冬、ジャニスは学校に戻ってきて、喜ぶライナスだったが、
いじめっ子の男の子が彼女の帽子が変だと言って取ってしまうと、
髪の毛がないことをからかい、ジャニスは泣いてしまう。



ライナスは怒って
「あの子と同じ目に遭ってみたいか、よく考えてみろよ!」

男の子は、帽子を拾い、恥ずかしそうに
「ごめんね。ねえ、その帽子すっごくいいね」と言いました。

クラスの女の子が、
「先生は、いつだってジャニスだけえこひいきしてるわ」と言った時も、
「それは、あの子が病気だからだよ」とかばうライナス。



ライナスがジャニスの家にクリスマスプレゼントを届けに行くと、
姉と妹が出てきて、ジャニスは治療のために病院に戻ったという。
おまけに、彼女ばかりプレゼントをいっぱいもらったりしていることを話す。

「あたしたち、ジャニスに気をつかわなくちゃいけないの。水ぼうそうになってもダメなのよ。
 ほんと、ジャニスは悩みの種よ。
 ジャニスが病気になってから、あたしたち、いつも、なにかほっとかれてるって感じ」



翌年の春、ジャニスはやっと戻ってきて、ライナスにブランコを押してと頼む。
「びっくりさせることがあるのよ、ライナス」

「もっともっと高く、押して」
と言われて強く押すと、ジャニスの帽子が飛ばされ、きれいな金髪がなびき、
ライナスは歓声を上げ、ジャニスも声をたてて笑う。




【ご両親のための用語解説 抜粋メモ】
骨髄の状態を診るためには、胸の骨、腰の骨、背骨、足などの骨に針を刺して標本をとる。
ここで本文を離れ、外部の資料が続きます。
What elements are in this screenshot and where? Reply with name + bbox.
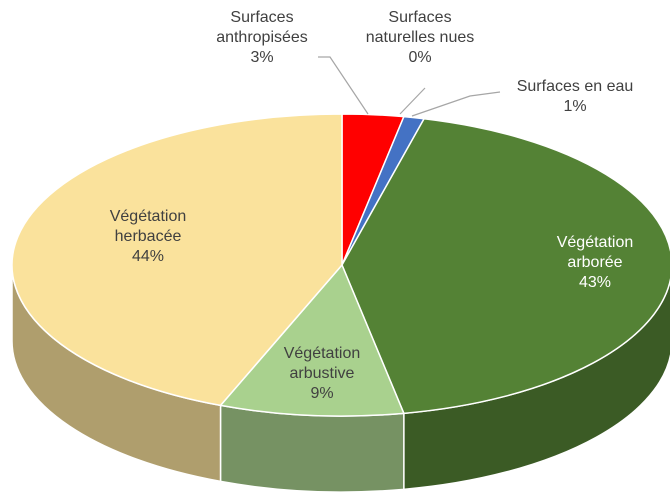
slice-side — [219, 404, 405, 493]
slice — [341, 117, 670, 415]
slice — [219, 263, 405, 417]
slice-label: Végétation arbustive 9% — [262, 344, 382, 404]
leader-line — [399, 87, 426, 115]
slice-label: Surfaces en eau 1% — [500, 77, 650, 117]
category-label: Surfaces naturelles nues — [365, 9, 475, 46]
slice-label: Végétation herbacée 44% — [88, 207, 208, 267]
slice-label: Végétation arborée 43% — [545, 233, 645, 293]
value-label: 43% — [578, 274, 612, 291]
category-label: Surfaces anthropisées — [216, 9, 308, 46]
pie-tops — [11, 113, 670, 417]
leader-line — [318, 56, 369, 115]
value-label: 3% — [250, 49, 274, 66]
value-label: 0% — [408, 49, 432, 66]
slice — [11, 113, 343, 407]
slice-label: Surfaces anthropisées 3% — [207, 8, 317, 68]
leader-line — [411, 91, 501, 117]
category-label: Végétation arborée — [556, 234, 634, 271]
category-label: Végétation herbacée — [109, 208, 187, 245]
slice-label: Surfaces naturelles nues 0% — [355, 8, 485, 68]
category-label: Végétation arbustive — [283, 345, 361, 382]
category-label: Surfaces en eau — [516, 78, 634, 95]
value-label: 9% — [310, 385, 334, 402]
value-label: 44% — [131, 248, 165, 265]
value-label: 1% — [563, 98, 587, 115]
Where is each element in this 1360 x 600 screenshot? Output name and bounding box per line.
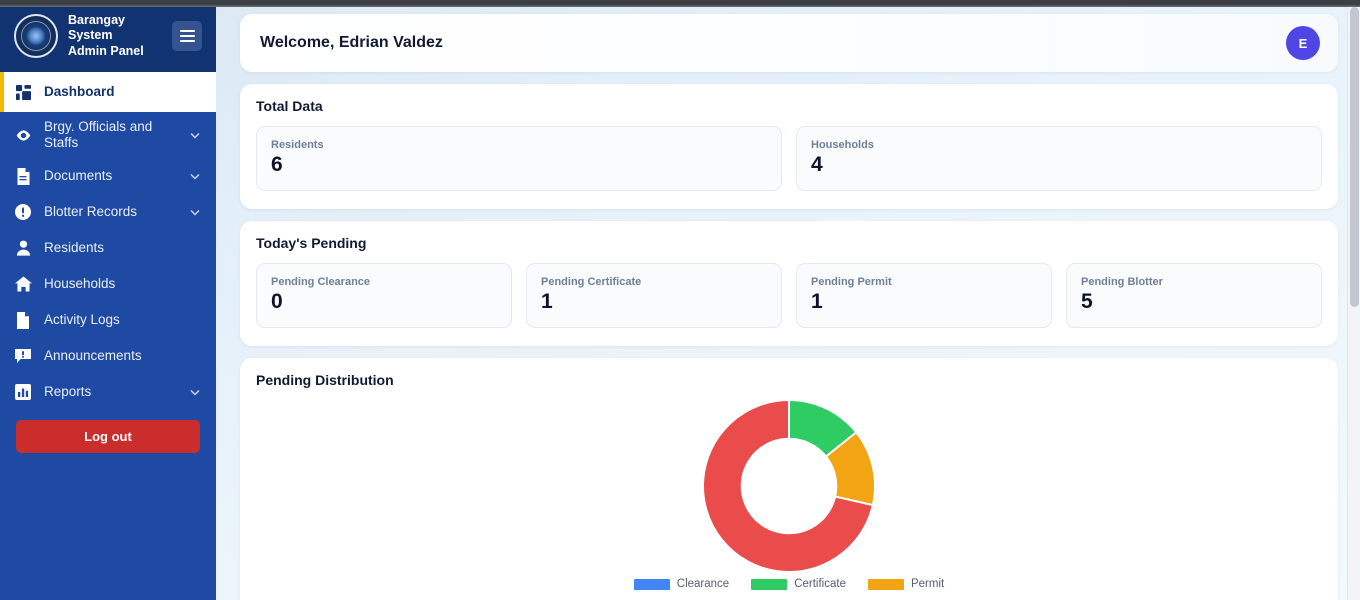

「骨髄穿刺」
局所麻酔が使われることが多い。

化学療法:抗がん剤による治療。


【あとがき 看護婦さんの手紙から生まれた本 抜粋メモ】
スタンフォード大学子ども病院の看護婦さんが、シュルツ氏に一通の手紙を書いた
「がんと闘っている幼い子どもたちのために、スヌーピーとその仲間の力を貸してほしい」
シュルツ氏やCBSの協力でテレビアニメができ、本がつくられた。

以前、私の病棟で働いていて、アメリカに住んでいる看護婦さんが、それを見て、早速、私に手紙をくれた
オリジナルも、日本語版も看護婦さんの手紙からはじまった。

私が小児がんと関わって、もう20年になる。
治療法の進歩で、半数以上が完治するようになったが、
長期生存者が増えるにつれ、家庭や悪口でたくさんの問題が目立ちはじめた。

世間がつくる壁、親や病気の子ども本人のつくる壁が、社会的問題の原因。
私たちは医療チームをつくり、壁の除去に取り組んだ。

まずは小児がんの辛さを分かってもらうこと。
本書が1つの突破口となって、小児がんだけでなく、
その他、いろいろな理由で苦しい立場に立つ子どもたちの周りの壁が
少しずつでも取り払われていけば、こんな嬉しいことはありません。